We wanted to find out a little bit about them and Open Health’s Co-founder, Tristan Penman, so we sat down and asked them a few questions about their lives, their backgrounds and their passions. Here are their responses!

Tristan Penman, Open Health Co-founder

Background:

I’ve been passionate about technology pretty much my entire life. Being able to leverage that passion, and have a meaningful impact on peoples’ lives is a blessing.

One interesting thing about you:

Most people would be surprised to learn that I’ve walked the Kokoda Track (spoiler: it’s so much harder than it looks!).

What attracted you to Open Health:

Our aim is to use technology to help people when they’re most vulnerable – when the odds are against them, but it’s crucial that they make lifestyle changes so that they can be there for their loved ones.
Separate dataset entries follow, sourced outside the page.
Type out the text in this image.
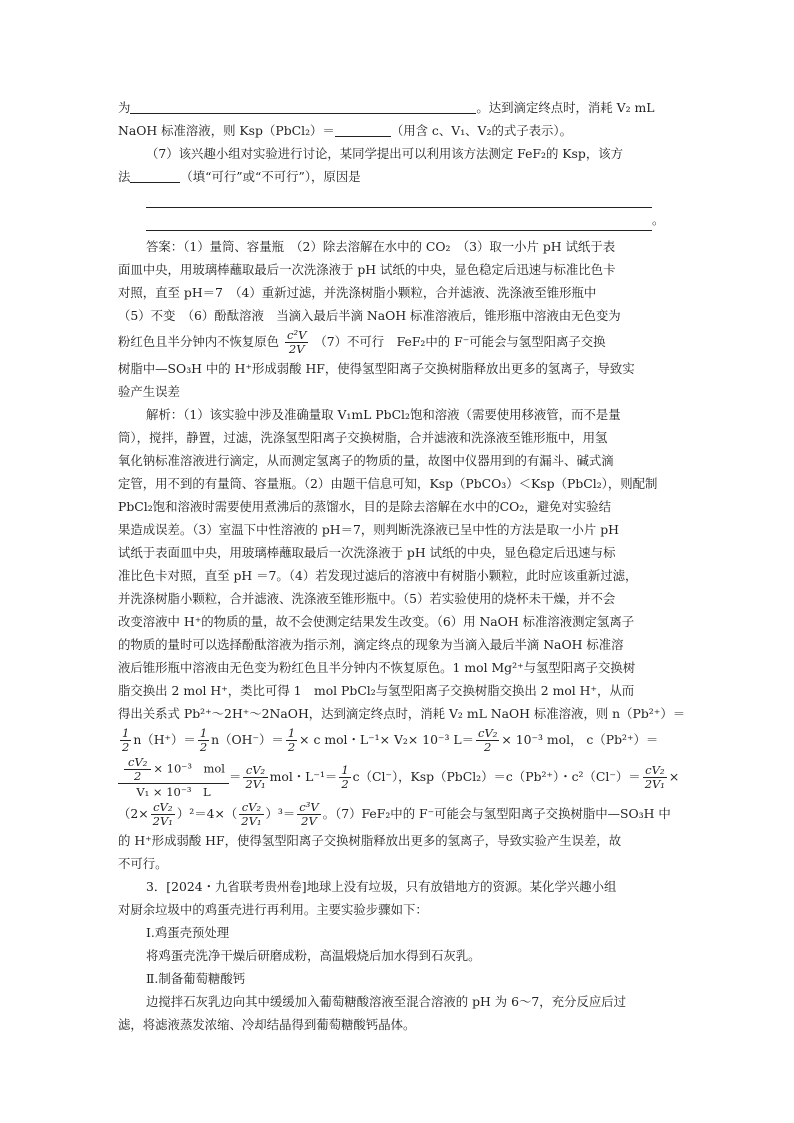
为	。达到滴定终点时，消耗 V₂ mL
NaOH 标准溶液，则 Ksp（PbCl₂）＝	（用含 c、V₁、V₂的式子表示）。
（7）该兴趣小组对实验进行讨论，某同学提出可以利用该方法测定 FeF₂的 Ksp，该方
法	（填“可行”或“不可行”），原因是
。
答案：（1）量筒、容量瓶　（2）除去溶解在水中的 CO₂　（3）取一小片 pH 试纸于表
面皿中央，用玻璃棒蘸取最后一次洗涤液于 pH 试纸的中央，显色稳定后迅速与标准比色卡
对照，直至 pH＝7　（4）重新过滤，并洗涤树脂小颗粒，合并滤液、洗涤液至锥形瓶中
（5）不变　（6）酚酞溶液　当滴入最后半滴 NaOH 标准溶液后，锥形瓶中溶液由无色变为
粉红色且半分钟内不恢复原色 $\frac{\text{c²V}}{2V} (7)$不可行　FeF₂中的 F⁻可能会与氢型阳离子交换
树脂中—SO₃H 中的 H⁺形成弱酸 HF，使得氢型阳离子交换树脂释放出更多的氢离子，导致实
验产生误差
解析：（1）该实验中涉及准确量取 V₁mL PbCl₂饱和溶液（需要使用移液管，而不是量
筒），搅拌，静置，过滤，洗涤氢型阳离子交换树脂，合并滤液和洗涤液至锥形瓶中，用氢
氧化钠标准溶液进行滴定，从而测定氢离子的物质的量，故图中仪器用到的有漏斗、碱式滴
定管，用不到的有量筒、容量瓶。（2）由题干信息可知，Ksp（PbCO₃）＜Ksp（PbCl₂），则配制
PbCl₂饱和溶液时需要使用煮沸后的蒸馏水，目的是除去溶解在水中的CO₂，避免对实验结
果造成误差。（3）室温下中性溶液的 pH＝7，则判断洗涤液已呈中性的方法是取一小片 pH
试纸于表面皿中央，用玻璃棒蘸取最后一次洗涤液于 pH 试纸的中央，显色稳定后迅速与标
准比色卡对照，直至 pH ＝7。（4）若发现过滤后的溶液中有树脂小颗粒，此时应该重新过滤，
并洗涤树脂小颗粒，合并滤液、洗涤液至锥形瓶中。（5）若实验使用的烧杯未干燥，并不会
改变溶液中 H⁺的物质的量，故不会使测定结果发生改变。（6）用 NaOH 标准溶液测定氢离子
的物质的量时可以选择酚酞溶液为指示剂，滴定终点的现象为当滴入最后半滴 NaOH 标准溶
液后锥形瓶中溶液由无色变为粉红色且半分钟内不恢复原色。1 mol Mg²⁺与氢型阳离子交换树
脂交换出 2 mol H⁺，类比可得 1　mol PbCl₂与氢型阳离子交换树脂交换出 2 mol H⁺，从而
得出关系式 Pb²⁺～2H⁺～2NaOH，达到滴定终点时，消耗 V₂ mL NaOH 标准溶液，则 n（Pb²⁺）＝
$\frac{1}{2} n(H^+)= \frac{1}{2} n(OH^-)= \frac{1}{2} \times c$ mol・L⁻¹× V₂× 10⁻³ $L= \frac{\text{cV₂}}{2} \times 10^{-3}$ mol， c（Pb²⁺）＝
$\frac{\frac{\text{cV₂}}{2} \times 10^{-3} mol}{\text{V₁ × 10⁻³　L}} = \frac{\text{cV₂}}{\text{2V₁}}$ mol・$L^{-1}= \frac{1}{2} c(Cl^-)$，Ksp（PbCl₂）＝c（Pb²⁺）・$c^2(Cl^-)= \frac{\text{cV₂}}{\text{2V₁}}$ ×
$(2\times \frac{\text{cV₂}}{\text{2V₁}} )^2=4\times( \frac{\text{cV₂}}{\text{2V₁}} )^3= \frac{\text{c³V}}{2V}$ 。（7）FeF₂中的 F⁻可能会与氢型阳离子交换树脂中—SO₃H 中
的 H⁺形成弱酸 HF，使得氢型阳离子交换树脂释放出更多的氢离子，导致实验产生误差，故
不可行。
3．[2024・九省联考贵州卷]地球上没有垃圾，只有放错地方的资源。某化学兴趣小组
对厨余垃圾中的鸡蛋壳进行再利用。主要实验步骤如下：
Ⅰ.鸡蛋壳预处理
将鸡蛋壳洗净干燥后研磨成粉，高温煅烧后加水得到石灰乳。
Ⅱ.制备葡萄糖酸钙
边搅拌石灰乳边向其中缓缓加入葡萄糖酸溶液至混合溶液的 pH 为 6～7，充分反应后过
滤，将滤液蒸发浓缩、冷却结晶得到葡萄糖酸钙晶体。
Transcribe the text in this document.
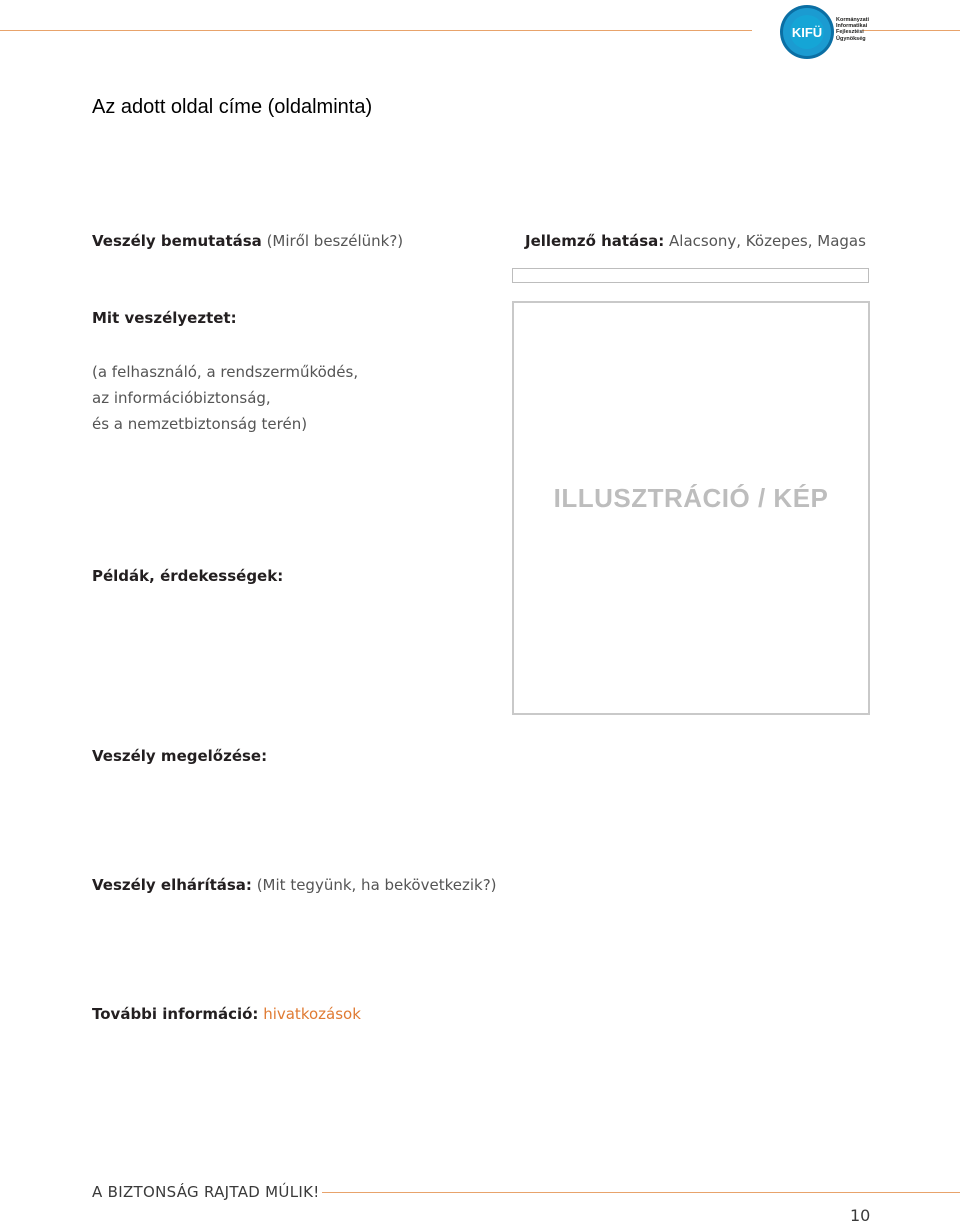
KIFÜ
Kormányzati
Informatikai
Fejlesztési
Ügynökség
Az adott oldal címe (oldalminta)
Veszély bemutatása (Miről beszélünk?)	Jellemző hatása: Alacsony, Közepes, Magas
Mit veszélyeztet:
(a felhasználó, a rendszerműködés,
az információbiztonság,
és a nemzetbiztonság terén)
ILLUSZTRÁCIÓ / KÉP
Példák, érdekességek:
Veszély megelőzése:
Veszély elhárítása: (Mit tegyünk, ha bekövetkezik?)
További információ: hivatkozások
A BIZTONSÁG RAJTAD MÚLIK!
10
How do you think technology can best help the health of individuals, and/or the healthcare system?

The best thing we can do with technology is empower individuals to live healthy lives, outside of the healthcare system, for as long as possible.

Ahnaf Shahriar Abir, Open Health Intern

Background:

I have recently completed my Bachelor of Information Technology from RMIT University and I did this course because of my interest in technology and passion for programming.

One interesting thing about you:

I love to keep myself updated with the new technologies which are why I have always watched all the big technology keynotes, even though sometimes those start at 4 am.

What attracted you to Open Health:

I think, helping people living their lives a little bit longer by changing their lifestyle, is nothing but a noble cause and I wanted to be a part of this.

How do you think technology can best help the health of individuals, and/or the healthcare system?

I think technology could track an individual’s health conditions and if something happens e.g. change in BP, then it can let the person/doctor know about that quickly and the condition can be prevented or controlled.

Francisco Di Persia, Open Health Intern

Background:

I’m a graduated Agricultural Engineer who pivot to start doing what I like, which is coding.

One interesting thing about you:

I’m from Argentina but I’m not keen on soccer!

What attracted you to Open Health:

The possibility of having my first Australian coding experience under a well experienced developer guidance.

How do you think technology can best help the health of individuals, and/or the healthcare system?

Allowing people to interact asynchronously in a controlled environment, where they can ask or sharing information.